Staatssecretaris Teeven: Laat helder zijn dat die uitspraak van begin 2012, tijdens het kabinet-Rutte I, is gedaan in het licht van de mogelijkheid van minimumstraffen. Dat zou tot een aanzienlijke uitbouw van celcapaciteit leiden. Dat wetsvoorstel heeft echter nooit de Staten-Generaal bereikt, omdat het kabinet in april 2012 aftrad. Ik zie dus geen jojobeleid. Er is een dalende trend. In 2012 kon die tot staan worden gebracht door de invoering van een wetsvoorstel waar de fractie van D66 geen voorstander van was. Volgens mij is dit een beetje een kwestie van ouwe koeien uit de sloot halen.
Wij zijn bezig met de invulling van de bezuinigingen bij de reclassering. Voor 2015 hebben wij met de leiding van de reclassering afspraken gemaakt. Er vindt een enorme verschuiving plaats van het opleggen van celstraffen naar het opleggen van voorwaardelijke straffen met toezicht enz. Dat is gewoon meer werk voor de reclassering en de overige forensische zorg. Voor het begrotingsjaar 2016 moeten wij opnieuw kijken naar het geld dat nodig is voor de reclassering. Je hoeft geen helderziende te zijn om te beseffen dat het niet met hetzelfde geld kan als de aantallen toenemen.

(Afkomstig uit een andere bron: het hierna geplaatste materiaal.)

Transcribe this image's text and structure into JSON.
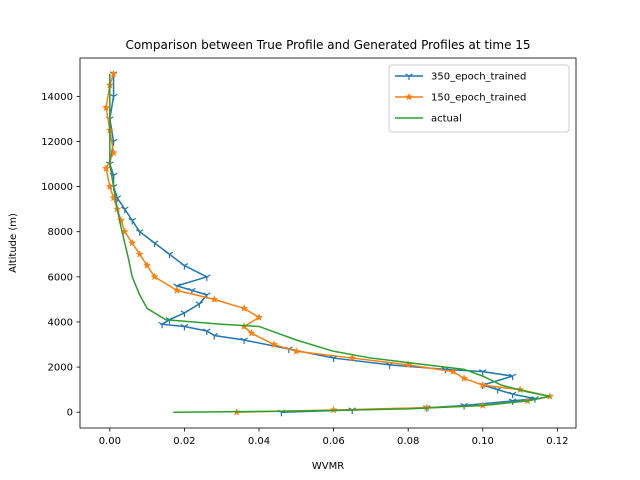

De voorzitter: Wij gaan over tot de tweede termijn van de Kamer, waarvoor ik de spreektijd bepaal op twee minuten per fractie.
Mevrouw Helder (PVV): Voorzitter. Ik dank de Staatssecretaris voor de uitgebreide antwoorden op de vragen van mijn fractie. Ik ben daar op zich tevreden mee. De Staatssecretaris maakte naar aanleiding van het recidiverapport van het WODC terecht een opmerking. De conclusie daarin is dat sociale cohesie evenveel effect heeft als gedragsinterventie. Ik heb vandaag ook de impliciete bevestiging gehoord dat het niet zeker is dat alle beleidsmaatregelen werken. Sterker nog, ze zijn niet eens allemaal geïmplementeerd, dus evenmin geëvalueerd. De kans op succes kennen wij nog helemaal niet. Wij weten wel dat de kosten flink zijn gestegen. De Staatssecretaris heeft de toezegging gedaan dat hij nader onderzoek zal doen. Ik ben daar heel blij mee, want dat was in het verleden wel anders. De Staatssecretaris zal zich de discussie met mij zeker herinneren. Ik ben blij dat wij daarmee doorgaan, want daarmee wordt het beleid beter. Op dat punt tel ik dus mijn zegeningen.
Dat is niet helemaal het geval als het gaat om de terroristenafdelingen. Ik heb de Staatssecretaris goed gehoord, maar ik ben er niet helemaal gerust op en verwijs daarvoor naar het artikel in De Telegraaf van 1 december 2014. Daarin wordt directeur Tromp van de TA van De Schie geciteerd. Hij zegt dat de afdeling in vergelijking met 2006 minder streng is geworden. «Dat kan omdat de huidige populatie niet zo veel geweldsrisico heeft als toen. Het is een rustige afdeling met weinig incidenten.» Gezien de actualiteit vind ik dat niet echt geruststellend. Daarom vraag ik een VAO aan, zodat ik hierover een motie kan indienen.
De heer Schouw (D66): Voorzitter. Ik dank de Staatssecretaris voor zijn antwoorden en de sleutel. Het is altijd fijn als wij zo'n zeer gewaardeerd onderdeel uit het kerstpakket van de Staatssecretaris krijgen. Het maakt mij wel benieuwd naar wat er nog meer in dat kerstpakket zat en waarom dát niet gedeeld wordt met de rest van de Kamer. Maar goed, daar zal de Staatssecretaris zijn motieven voor hebben.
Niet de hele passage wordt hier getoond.